7.11.06

Comment on Fish

Stanley Fish has been making trouble again through his New York Times blog, which I'd link to except for the fact that it's behind the "TimesSelect" subscriber-only firewall. The post that has sparked a lot of attention of late was Fish's admonition that academics should do their jobs and not worry about trying to fashion their students into people of character or to impart to them a particular ethical or moral vision of the world. Predictably, my Weberian inclinations led me to rejoice at the advice; just as predictably, most of the subsequent discussion has been negative, with people posting outrage at Fish's political irresponsibility and the like. I am particularly impressed with one of his responses to a critic:

. . . the second assertion – academicizing is not what we should be doing in perilous times – has a genuine force; and if, as a teacher, you feel that force, your response should not be to turn your classroom into a political rally or an encounter group, but to get out of teaching and into a line of work more likely to address directly the real world problems you want to solve. There is nothing virtuous or holy about teaching; it’s just a job, and like any job it aims at particular results, not at all results. If the results teaching is able to produce when it is done well – improving student knowledge and analytical abilities – are not what you’re after, then teaching is the wrong profession for you. But if teaching is the profession you commit to, then you should do it and not use it to do something else.
All I can say to that is "amen, amen," except for the bit about there being nothing virtuous or holy about teaching. What I actually posted as a reply on the TimesSelect blog was this:

"As a self-proclaimed Weberian I delight in most of Stanley Fish's admonitions and recommendations for the proper conduct of the classroom: don't preach, don't engage in political mobilization, don't go into a classroom with any goal in mind except one, the goal of opening space where students can encounter texts and ideas and one another. What they do with the experience is not my concern as a professor; my concern is simply to produce the space where learning may take place. And genuine learning, in this case, is less about mastering some determinate piece of material (where "mastering" is a code-word for "agreeing with this or that perspective on the text/idea/issue") and more about developing some more or less defensible argument of one's own about it.

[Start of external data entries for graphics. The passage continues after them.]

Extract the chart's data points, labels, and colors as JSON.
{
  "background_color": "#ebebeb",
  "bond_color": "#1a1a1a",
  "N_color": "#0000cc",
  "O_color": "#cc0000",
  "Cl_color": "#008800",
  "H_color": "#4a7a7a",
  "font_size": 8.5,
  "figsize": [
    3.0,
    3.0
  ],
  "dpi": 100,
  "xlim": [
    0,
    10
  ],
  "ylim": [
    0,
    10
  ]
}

The one place where I diverge ever so slightly from Fish's recommendations (his rejoinder about hoping that what we academics do is irrelevant to practical and political life brought a big smile to my face, and will most likely serve as the seed for a post or two on my blog in the near future) is in the idea that one should never "give it [the classroom] over to a discussion of what your students think about this or that hot-button issue." In my experience -- and this is quite possibly due to the fact that I teach political science and political philosophy rather than literature -- such discussions can be most rewarding, precisely in that they force students to both articulate their own positions and to engage the positions of their peers (and sometimes they also have to engage the position that I adopt, which I do for pedaogical purposes and certainly never because I want the students to agree with it). Those classes are not "politicized," although they are full of political statements and statements about politics; the key difference here is that I as a professional academic have absolutely no opinion whatsoever on what position my students should adopt. I have such opinions as a human being, but I wasn't hired to be a human being -- I was hired to be an academic, and I try to do my job.

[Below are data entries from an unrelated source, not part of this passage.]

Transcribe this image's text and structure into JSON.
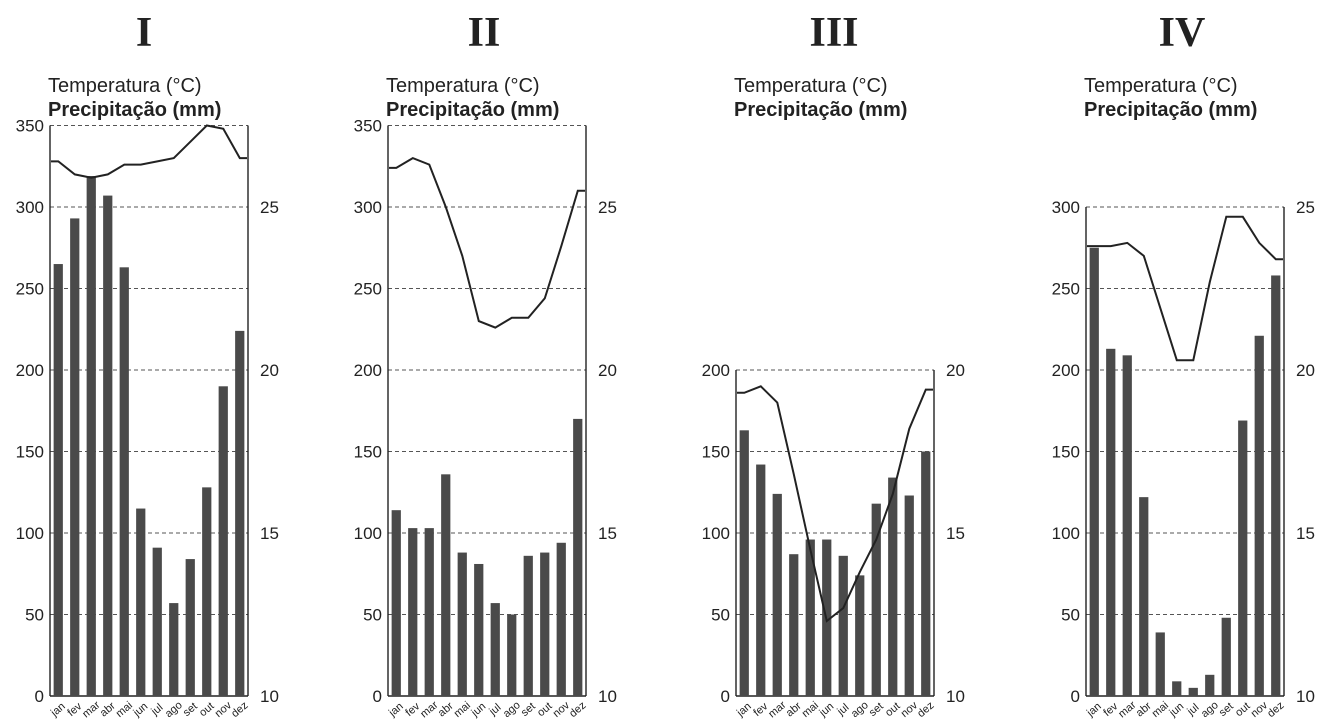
{
  "charts_common": {
    "temp_label": "Temperatura (°C)",
    "prec_label": "Precipitação (mm)",
    "months": [
      "jan",
      "fev",
      "mar",
      "abr",
      "mai",
      "jun",
      "jul",
      "ago",
      "set",
      "out",
      "nov",
      "dez"
    ]
  },
  "chart_data": [
    {
      "type": "bar+line",
      "title": "I",
      "ylabel": "Precipitação (mm)",
      "y2label": "Temperatura (°C)",
      "ylim": [
        0,
        350
      ],
      "y_ticks": [
        0,
        50,
        100,
        150,
        200,
        250,
        300,
        350
      ],
      "y2lim": [
        10,
        27.5
      ],
      "y2_ticks": [
        10,
        15,
        20,
        25
      ],
      "categories": [
        "jan",
        "fev",
        "mar",
        "abr",
        "mai",
        "jun",
        "jul",
        "ago",
        "set",
        "out",
        "nov",
        "dez"
      ],
      "series": [
        {
          "values": [
            265,
            293,
            319,
            307,
            263,
            115,
            91,
            57,
            84,
            128,
            190,
            224
          ]
        },
        {
          "values": [
            26.4,
            26.0,
            25.9,
            26.0,
            26.3,
            26.3,
            26.4,
            26.5,
            27.0,
            27.5,
            27.4,
            26.5
          ]
        }
      ],
      "grid": true
    },
    {
      "type": "bar+line",
      "title": "II",
      "ylabel": "Precipitação (mm)",
      "y2label": "Temperatura (°C)",
      "ylim": [
        0,
        350
      ],
      "y_ticks": [
        0,
        50,
        100,
        150,
        200,
        250,
        300,
        350
      ],
      "y2lim": [
        10,
        27.5
      ],
      "y2_ticks": [
        10,
        15,
        20,
        25
      ],
      "categories": [
        "jan",
        "fev",
        "mar",
        "abr",
        "mai",
        "jun",
        "jul",
        "ago",
        "set",
        "out",
        "nov",
        "dez"
      ],
      "series": [
        {
          "values": [
            114,
            103,
            103,
            136,
            88,
            81,
            57,
            50,
            86,
            88,
            94,
            170
          ]
        },
        {
          "values": [
            26.2,
            26.5,
            26.3,
            25.0,
            23.5,
            21.5,
            21.3,
            21.6,
            21.6,
            22.2,
            23.8,
            25.5
          ]
        }
      ],
      "grid": true
    },
    {
      "type": "bar+line",
      "title": "III",
      "ylabel": "Precipitação (mm)",
      "y2label": "Temperatura (°C)",
      "ylim": [
        0,
        200
      ],
      "y_ticks": [
        0,
        50,
        100,
        150,
        200
      ],
      "y2lim": [
        10,
        20
      ],
      "y2_ticks": [
        10,
        15,
        20
      ],
      "categories": [
        "jan",
        "fev",
        "mar",
        "abr",
        "mai",
        "jun",
        "jul",
        "ago",
        "set",
        "out",
        "nov",
        "dez"
      ],
      "series": [
        {
          "values": [
            163,
            142,
            124,
            87,
            96,
            96,
            86,
            74,
            118,
            134,
            123,
            150
          ]
        },
        {
          "values": [
            19.3,
            19.5,
            19.0,
            16.8,
            14.5,
            12.3,
            12.7,
            13.8,
            14.8,
            16.2,
            18.2,
            19.4
          ]
        }
      ],
      "grid": true
    },
    {
      "type": "bar+line",
      "title": "IV",
      "ylabel": "Precipitação (mm)",
      "y2label": "Temperatura (°C)",
      "ylim": [
        0,
        300
      ],
      "y_ticks": [
        0,
        50,
        100,
        150,
        200,
        250,
        300
      ],
      "y2lim": [
        10,
        25
      ],
      "y2_ticks": [
        10,
        15,
        20,
        25
      ],
      "categories": [
        "jan",
        "fev",
        "mar",
        "abr",
        "mai",
        "jun",
        "jul",
        "ago",
        "set",
        "out",
        "nov",
        "dez"
      ],
      "series": [
        {
          "values": [
            275,
            213,
            209,
            122,
            39,
            9,
            5,
            13,
            48,
            169,
            221,
            258
          ]
        },
        {
          "values": [
            23.8,
            23.8,
            23.9,
            23.5,
            21.9,
            20.3,
            20.3,
            22.7,
            24.7,
            24.7,
            23.9,
            23.4
          ]
        }
      ],
      "grid": true
    }
  ]
}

If my students want to know what I really think of their positions, they are free to ask me outside of class, preferably after the class is over and I am no longer in a position of direct authority over them -- a position of grading them, in other words. If they want to know what I think about some substantive issue within my sphere of competence, they can look me up on Google Scholar and see what I've written on the issue. But in the classroom, my job is not to have positions; my job is to encourage/inspire/force my students to have their own positions.

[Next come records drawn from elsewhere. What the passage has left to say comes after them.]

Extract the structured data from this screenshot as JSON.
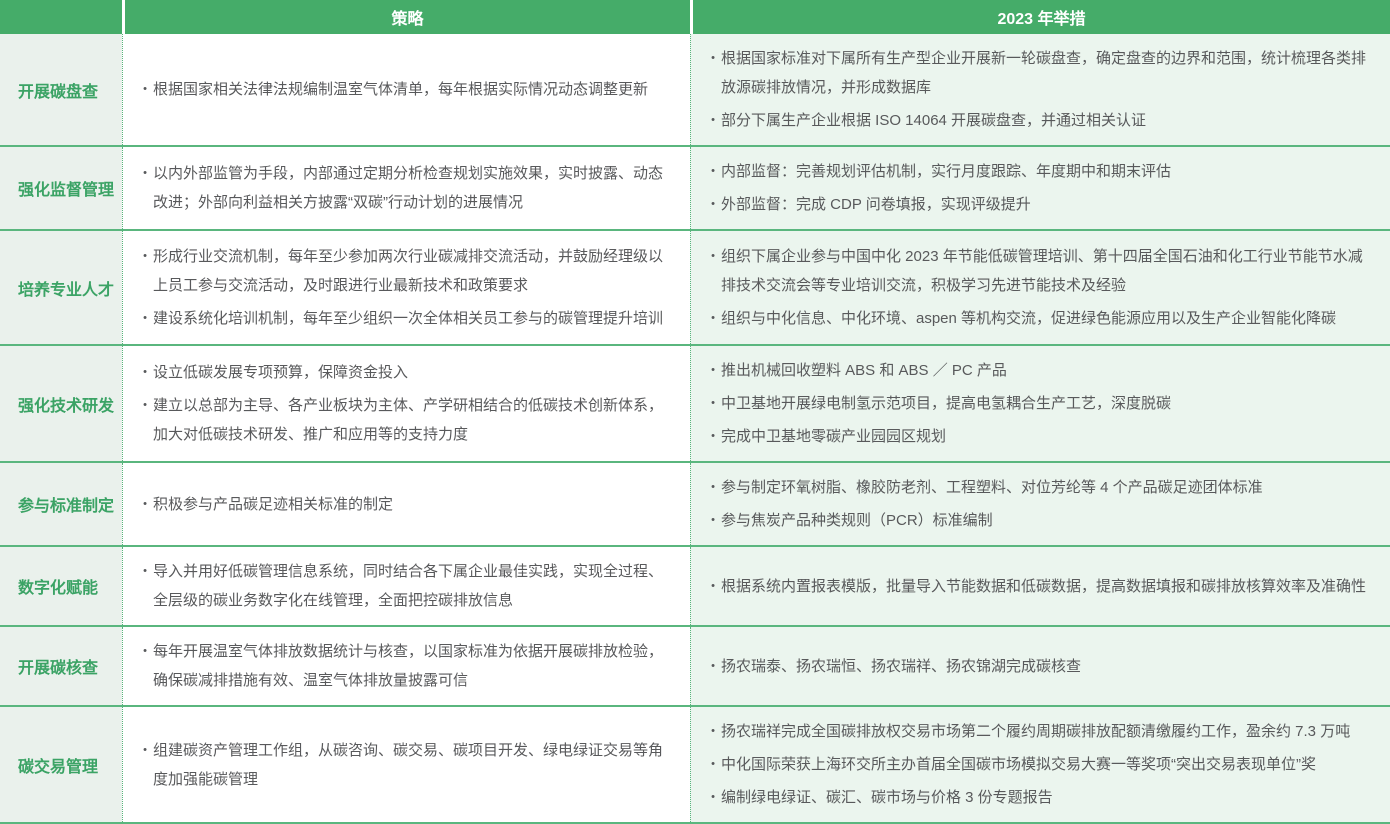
{
  "colors": {
    "header_green": "#45ac69",
    "row_separator_green": "#5ab67e",
    "label_text_green": "#3ba365",
    "label_column_bg": "#eaf1ec",
    "measures_column_bg": "#ebf5ee",
    "body_text": "#58595b"
  },
  "table": {
    "header": {
      "strategy": "策略",
      "measures": "2023 年举措"
    },
    "bullet_icon": "•",
    "rows": [
      {
        "label": "开展碳盘查",
        "strategy": [
          "根据国家相关法律法规编制温室气体清单，每年根据实际情况动态调整更新"
        ],
        "measures": [
          "根据国家标准对下属所有生产型企业开展新一轮碳盘查，确定盘查的边界和范围，统计梳理各类排放源碳排放情况，并形成数据库",
          "部分下属生产企业根据 ISO 14064 开展碳盘查，并通过相关认证"
        ]
      },
      {
        "label": "强化监督管理",
        "strategy": [
          "以内外部监管为手段，内部通过定期分析检查规划实施效果，实时披露、动态改进；外部向利益相关方披露“双碳”行动计划的进展情况"
        ],
        "measures": [
          "内部监督：完善规划评估机制，实行月度跟踪、年度期中和期末评估",
          "外部监督：完成 CDP 问卷填报，实现评级提升"
        ]
      },
      {
        "label": "培养专业人才",
        "strategy": [
          "形成行业交流机制，每年至少参加两次行业碳减排交流活动，并鼓励经理级以上员工参与交流活动，及时跟进行业最新技术和政策要求",
          "建设系统化培训机制，每年至少组织一次全体相关员工参与的碳管理提升培训"
        ],
        "measures": [
          "组织下属企业参与中国中化 2023 年节能低碳管理培训、第十四届全国石油和化工行业节能节水减排技术交流会等专业培训交流，积极学习先进节能技术及经验",
          "组织与中化信息、中化环境、aspen 等机构交流，促进绿色能源应用以及生产企业智能化降碳"
        ]
      },
      {
        "label": "强化技术研发",
        "strategy": [
          "设立低碳发展专项预算，保障资金投入",
          "建立以总部为主导、各产业板块为主体、产学研相结合的低碳技术创新体系，加大对低碳技术研发、推广和应用等的支持力度"
        ],
        "measures": [
          "推出机械回收塑料 ABS 和 ABS ／ PC 产品",
          "中卫基地开展绿电制氢示范项目，提高电氢耦合生产工艺，深度脱碳",
          "完成中卫基地零碳产业园园区规划"
        ]
      },
      {
        "label": "参与标准制定",
        "strategy": [
          "积极参与产品碳足迹相关标准的制定"
        ],
        "measures": [
          "参与制定环氧树脂、橡胶防老剂、工程塑料、对位芳纶等 4 个产品碳足迹团体标准",
          "参与焦炭产品种类规则（PCR）标准编制"
        ]
      },
      {
        "label": "数字化赋能",
        "strategy": [
          "导入并用好低碳管理信息系统，同时结合各下属企业最佳实践，实现全过程、全层级的碳业务数字化在线管理，全面把控碳排放信息"
        ],
        "measures": [
          "根据系统内置报表模版，批量导入节能数据和低碳数据，提高数据填报和碳排放核算效率及准确性"
        ]
      },
      {
        "label": "开展碳核查",
        "strategy": [
          "每年开展温室气体排放数据统计与核查，以国家标准为依据开展碳排放检验，确保碳减排措施有效、温室气体排放量披露可信"
        ],
        "measures": [
          "扬农瑞泰、扬农瑞恒、扬农瑞祥、扬农锦湖完成碳核查"
        ]
      },
      {
        "label": "碳交易管理",
        "strategy": [
          "组建碳资产管理工作组，从碳咨询、碳交易、碳项目开发、绿电绿证交易等角度加强能碳管理"
        ],
        "measures": [
          "扬农瑞祥完成全国碳排放权交易市场第二个履约周期碳排放配额清缴履约工作，盈余约 7.3 万吨",
          "中化国际荣获上海环交所主办首届全国碳市场模拟交易大赛一等奖项“突出交易表现单位”奖",
          "编制绿电绿证、碳汇、碳市场与价格 3 份专题报告"
        ]
      }
    ]
  }
}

I also disagree slightly with Fish about the point of the exercise. While I share his disdain for academic fields trying to justfy themselves in terms of the services that they provide to the state or to the world as a whole, I do think there's something being provided here: by giving students the opportunity to explore positions and stake out claims and defend them, I feel like I am providing a space for self-crafting, a place where students can perhaps come to know more fully who they are. There is no specific agenda here; I am not trying to make them into certain kinds of persons with certain kinds of views. But I do want to push them -- regardless of their positions on whatever we are considering -- to go further, to develop their stances, to confront what Weber called the "uncomfortable facts" that every perspective has to face precisely because no perspective is simply and universally true and comprehensive. If I had to give that process a name, I would choose something like "intellectual and spiritual maturation," a content-neutral moral preference for a certain sophistication and subtlety of thought and general comportment. Of course it's useless -- but it may also be the among the most valuable things in all of human experience.

That, to me, is the vocation for higher education. There are other vocations, to be sure, but let's keep them in their proper spheres and out of the classroom."

The post about the irrelevance of academia and academics to practical/political life is forthcoming. Count on it.